Sunday, March 3, 2013

A Higher Justice

It's always a puzzle to me when people commit horrible crimes, especially when they commit the crime and subsequently commit suicide. I've often wondered if they commit suicide after they perpetrate their crimes because they don't want to face the justice system and the families of the victims they've hurt or killed.

It seems to me that they lack an eternal perspective when they commit these crimes and follow them by suicide. They don't seem to understand that, even if they manage to avoid man's justice--in other words, the criminal justice system--by committing suicide, there's no way anyone can avoid God's justice. I don't know about anyone else, but if I were to commit a crime, I would much rather deal with the earthly justice system than avoid earthly justice and then have to face the judgment of God. God's judgment will be much more severe and sure than any reckoning one might have to face in an earthly courtroom, mostly because God knows everything, EVERYTHING, about a person, and God only deals in the truth.
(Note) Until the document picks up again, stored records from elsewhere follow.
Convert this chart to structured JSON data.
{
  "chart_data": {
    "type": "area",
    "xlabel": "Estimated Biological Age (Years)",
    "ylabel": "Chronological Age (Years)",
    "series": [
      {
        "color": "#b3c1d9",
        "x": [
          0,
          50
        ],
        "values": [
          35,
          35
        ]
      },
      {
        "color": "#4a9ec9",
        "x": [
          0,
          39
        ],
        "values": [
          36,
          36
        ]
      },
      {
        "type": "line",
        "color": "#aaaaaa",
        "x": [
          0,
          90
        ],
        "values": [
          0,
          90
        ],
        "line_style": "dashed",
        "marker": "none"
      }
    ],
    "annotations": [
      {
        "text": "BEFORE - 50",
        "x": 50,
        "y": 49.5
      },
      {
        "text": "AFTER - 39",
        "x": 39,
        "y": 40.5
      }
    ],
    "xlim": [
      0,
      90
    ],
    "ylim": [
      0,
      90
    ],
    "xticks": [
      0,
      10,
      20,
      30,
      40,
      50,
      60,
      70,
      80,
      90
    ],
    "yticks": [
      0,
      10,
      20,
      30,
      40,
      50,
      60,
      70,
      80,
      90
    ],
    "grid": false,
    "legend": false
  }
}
Then again, if I try and look at it from God's perspective, when people commit a crime and then commit suicide, they probably aren't thinking rationally, at least as far as the suicide is concerned. When God created human beings, He put a very strong instinct for survival in us, so for someone to try, much less succeed, in a suicide attempt, something has to have gone radically wrong with that survival instinct, making it so the person has lost the will to live, for whatever reason. 

I think the Catholic Church teaches that suicide is a mortal sin--that someone who commits suicide goes to hell (I could be wrong about that; they may have changed their teaching since I last knew anything). I don't believe that because I think that someone who commits suicide is not in their right mind, and since they're not in their right mind, they've lost the power to make informed choices--choices that lead towards life. I'm guessing that the reason behind the Catholic Church's teaching is because the injunction against murder is one of the ten commandments, number six, to be exact. Exodus 20:13 says, "You shall not murder."~~NKJV. 
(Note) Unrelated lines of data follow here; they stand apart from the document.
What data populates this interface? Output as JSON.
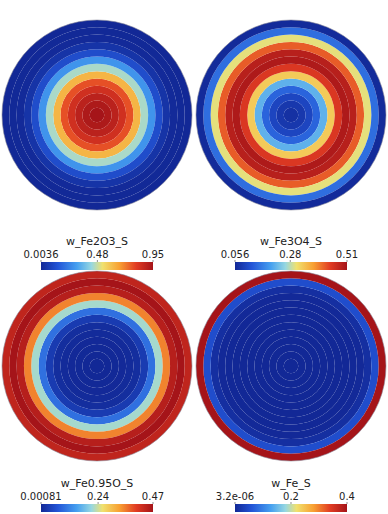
{
  "chart_data": [
    {
      "type": "heatmap",
      "title": "w_Fe2O3_S",
      "cells": [
        0.95,
        0.93,
        0.9,
        0.85,
        0.78,
        0.62,
        0.45,
        0.28,
        0.12,
        0.04,
        0.01,
        0.006,
        0.0036
      ],
      "color_range": [
        0.0036,
        0.95
      ],
      "color_ticks": [
        0.0036,
        0.48,
        0.95
      ]
    },
    {
      "type": "heatmap",
      "title": "w_Fe3O4_S",
      "cells": [
        0.07,
        0.08,
        0.1,
        0.14,
        0.22,
        0.33,
        0.45,
        0.5,
        0.49,
        0.42,
        0.3,
        0.15,
        0.06
      ],
      "color_range": [
        0.056,
        0.51
      ],
      "color_ticks": [
        0.056,
        0.28,
        0.51
      ]
    },
    {
      "type": "heatmap",
      "title": "w_Fe0.95O_S",
      "cells": [
        0.001,
        0.001,
        0.002,
        0.003,
        0.005,
        0.01,
        0.03,
        0.1,
        0.22,
        0.35,
        0.45,
        0.47,
        0.44
      ],
      "color_range": [
        0.00081,
        0.47
      ],
      "color_ticks": [
        0.00081,
        0.24,
        0.47
      ]
    },
    {
      "type": "heatmap",
      "title": "w_Fe_S",
      "cells": [
        1e-05,
        1e-05,
        1e-05,
        1e-05,
        1e-05,
        2e-05,
        5e-05,
        0.0001,
        0.0005,
        0.002,
        0.01,
        0.05,
        0.4
      ],
      "color_range": [
        3.2e-06,
        0.4
      ],
      "color_ticks": [
        {
          "value": 3.2e-06,
          "label": "3.2e-06"
        },
        0.2,
        0.4
      ]
    }
  ]
}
So if you carry the church's teaching to its logical conclusion, suicide would be considered to be self-murder. But is it a mortal sin if you kill someone else? If not, since suicide, or self-murder, is simply another kind of murder, then why would that be a mortal sin if other-murder is not. I don't think it is. It seems to me that when someone commits suicide, because they've lost their ability to make rational decisions about their life, they can't be held responsible, at least not entirely, for that act. Biblically speaking, the only reason someone can end up in hell is because they've rejected God's free gift of salvation through Jesus Christ. I think we'll be very surprised by some of the people we meet when we get to heaven, people that shouldn't be there if we were to judge by man's standards. I thank God that we are NOT judged by man's standards!!
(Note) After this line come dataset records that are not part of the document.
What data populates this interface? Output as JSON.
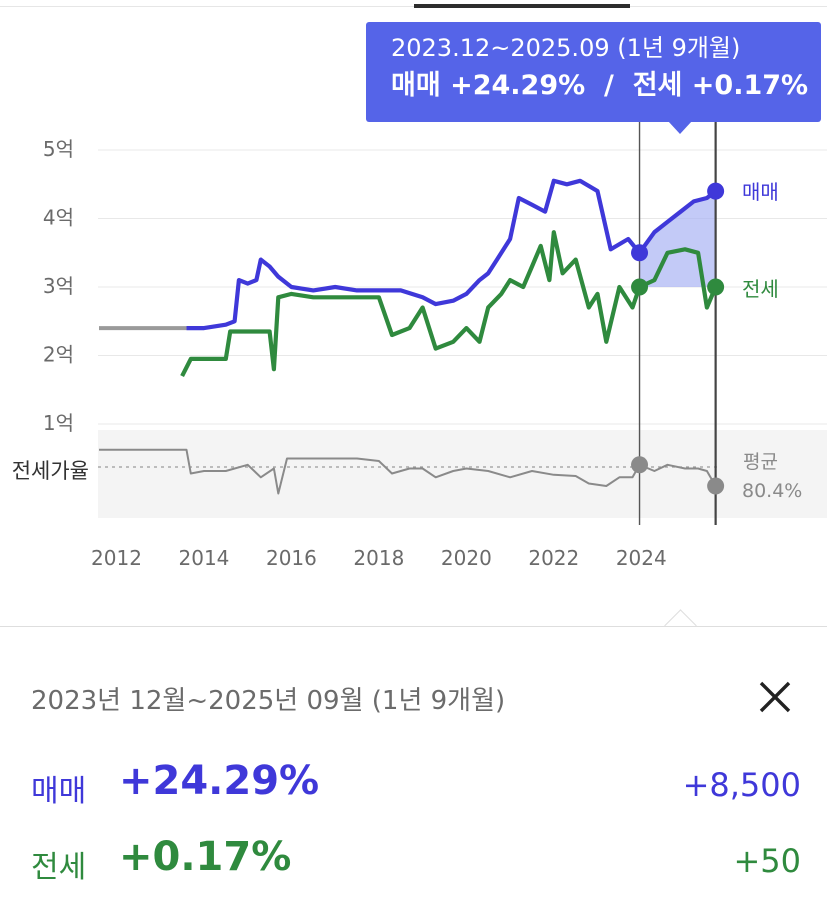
{
  "tooltip": {
    "period": "2023.12~2025.09 (1년 9개월)",
    "sale_label": "매매",
    "sale_change": "+24.29%",
    "separator": "/",
    "jeonse_label": "전세",
    "jeonse_change": "+0.17%"
  },
  "panel": {
    "period": "2023년 12월~2025년 09월 (1년 9개월)",
    "rows": [
      {
        "label": "매매",
        "change": "+24.29%",
        "amount": "+8,500"
      },
      {
        "label": "전세",
        "change": "+0.17%",
        "amount": "+50"
      }
    ]
  },
  "colors": {
    "sale": "#3f38d9",
    "jeonse": "#2f8a3e",
    "ratio": "#8a8a8a",
    "tooltip_bg": "#5564e8"
  },
  "icons": {
    "close": "close-icon"
  },
  "chart_data": {
    "type": "line",
    "y_tick_labels": [
      "1억",
      "2억",
      "3억",
      "4억",
      "5억"
    ],
    "x_tick_labels": [
      "2012",
      "2014",
      "2016",
      "2018",
      "2020",
      "2022",
      "2024"
    ],
    "ylim": [
      1.0,
      5.0
    ],
    "xlim": [
      2011.6,
      2025.8
    ],
    "ratio_axis_label": "전세가율",
    "ratio_average_label": "평균",
    "ratio_average_value": "80.4%",
    "selection": {
      "start": 2023.96,
      "end": 2025.7
    },
    "series": [
      {
        "name": "매매",
        "color": "#3f38d9",
        "points": [
          [
            2013.6,
            2.4
          ],
          [
            2014.0,
            2.4
          ],
          [
            2014.5,
            2.45
          ],
          [
            2014.7,
            2.5
          ],
          [
            2014.8,
            3.1
          ],
          [
            2015.0,
            3.05
          ],
          [
            2015.2,
            3.1
          ],
          [
            2015.3,
            3.4
          ],
          [
            2015.5,
            3.3
          ],
          [
            2015.7,
            3.15
          ],
          [
            2016.0,
            3.0
          ],
          [
            2016.5,
            2.95
          ],
          [
            2017.0,
            3.0
          ],
          [
            2017.5,
            2.95
          ],
          [
            2018.0,
            2.95
          ],
          [
            2018.5,
            2.95
          ],
          [
            2019.0,
            2.85
          ],
          [
            2019.3,
            2.75
          ],
          [
            2019.7,
            2.8
          ],
          [
            2020.0,
            2.9
          ],
          [
            2020.3,
            3.1
          ],
          [
            2020.5,
            3.2
          ],
          [
            2020.7,
            3.4
          ],
          [
            2021.0,
            3.7
          ],
          [
            2021.2,
            4.3
          ],
          [
            2021.5,
            4.2
          ],
          [
            2021.8,
            4.1
          ],
          [
            2022.0,
            4.55
          ],
          [
            2022.3,
            4.5
          ],
          [
            2022.6,
            4.55
          ],
          [
            2023.0,
            4.4
          ],
          [
            2023.3,
            3.55
          ],
          [
            2023.7,
            3.7
          ],
          [
            2023.96,
            3.5
          ],
          [
            2024.3,
            3.8
          ],
          [
            2024.6,
            3.95
          ],
          [
            2024.9,
            4.1
          ],
          [
            2025.2,
            4.25
          ],
          [
            2025.5,
            4.3
          ],
          [
            2025.7,
            4.4
          ]
        ]
      },
      {
        "name": "전세",
        "color": "#2f8a3e",
        "points": [
          [
            2013.5,
            1.7
          ],
          [
            2013.7,
            1.95
          ],
          [
            2014.0,
            1.95
          ],
          [
            2014.5,
            1.95
          ],
          [
            2014.6,
            2.35
          ],
          [
            2015.0,
            2.35
          ],
          [
            2015.5,
            2.35
          ],
          [
            2015.6,
            1.8
          ],
          [
            2015.7,
            2.85
          ],
          [
            2016.0,
            2.9
          ],
          [
            2016.5,
            2.85
          ],
          [
            2017.0,
            2.85
          ],
          [
            2017.5,
            2.85
          ],
          [
            2018.0,
            2.85
          ],
          [
            2018.3,
            2.3
          ],
          [
            2018.7,
            2.4
          ],
          [
            2019.0,
            2.7
          ],
          [
            2019.3,
            2.1
          ],
          [
            2019.7,
            2.2
          ],
          [
            2020.0,
            2.4
          ],
          [
            2020.3,
            2.2
          ],
          [
            2020.5,
            2.7
          ],
          [
            2020.8,
            2.9
          ],
          [
            2021.0,
            3.1
          ],
          [
            2021.3,
            3.0
          ],
          [
            2021.5,
            3.3
          ],
          [
            2021.7,
            3.6
          ],
          [
            2021.9,
            3.1
          ],
          [
            2022.0,
            3.8
          ],
          [
            2022.2,
            3.2
          ],
          [
            2022.5,
            3.4
          ],
          [
            2022.8,
            2.7
          ],
          [
            2023.0,
            2.9
          ],
          [
            2023.2,
            2.2
          ],
          [
            2023.5,
            3.0
          ],
          [
            2023.8,
            2.7
          ],
          [
            2023.96,
            3.0
          ],
          [
            2024.3,
            3.1
          ],
          [
            2024.6,
            3.5
          ],
          [
            2025.0,
            3.55
          ],
          [
            2025.3,
            3.5
          ],
          [
            2025.5,
            2.7
          ],
          [
            2025.7,
            3.0
          ]
        ]
      },
      {
        "name": "전세가율",
        "color": "#8a8a8a",
        "points": [
          [
            2011.6,
            0.97
          ],
          [
            2013.6,
            0.97
          ],
          [
            2013.7,
            0.78
          ],
          [
            2014.0,
            0.8
          ],
          [
            2014.5,
            0.8
          ],
          [
            2015.0,
            0.85
          ],
          [
            2015.3,
            0.75
          ],
          [
            2015.6,
            0.82
          ],
          [
            2015.7,
            0.62
          ],
          [
            2015.9,
            0.9
          ],
          [
            2016.5,
            0.9
          ],
          [
            2017.0,
            0.9
          ],
          [
            2017.5,
            0.9
          ],
          [
            2018.0,
            0.88
          ],
          [
            2018.3,
            0.78
          ],
          [
            2018.7,
            0.82
          ],
          [
            2019.0,
            0.82
          ],
          [
            2019.3,
            0.75
          ],
          [
            2019.7,
            0.8
          ],
          [
            2020.0,
            0.82
          ],
          [
            2020.5,
            0.8
          ],
          [
            2021.0,
            0.75
          ],
          [
            2021.5,
            0.8
          ],
          [
            2022.0,
            0.77
          ],
          [
            2022.5,
            0.76
          ],
          [
            2022.8,
            0.7
          ],
          [
            2023.2,
            0.68
          ],
          [
            2023.5,
            0.75
          ],
          [
            2023.8,
            0.75
          ],
          [
            2023.96,
            0.85
          ],
          [
            2024.3,
            0.8
          ],
          [
            2024.6,
            0.85
          ],
          [
            2025.0,
            0.82
          ],
          [
            2025.3,
            0.82
          ],
          [
            2025.5,
            0.8
          ],
          [
            2025.7,
            0.68
          ]
        ]
      }
    ]
  }
}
It seems to me that it all comes down to God's mercy or His judgment. Which one will be enacted when someone commits suicide? What about when someone kills someone else and then kills himself? I don't think it will be a matter of the crimes that were committed, but rather whether the person who committed them had accepted Jesus Christ as his personal Lord and Savior. Actually, I think it will be a combination of the two, God's mercy AND His judgment.

That's what I think, for what it's worth. I don't know how accurate or close to the truth I am, but until God enlightens me further, that's my story and I'm sticking to it.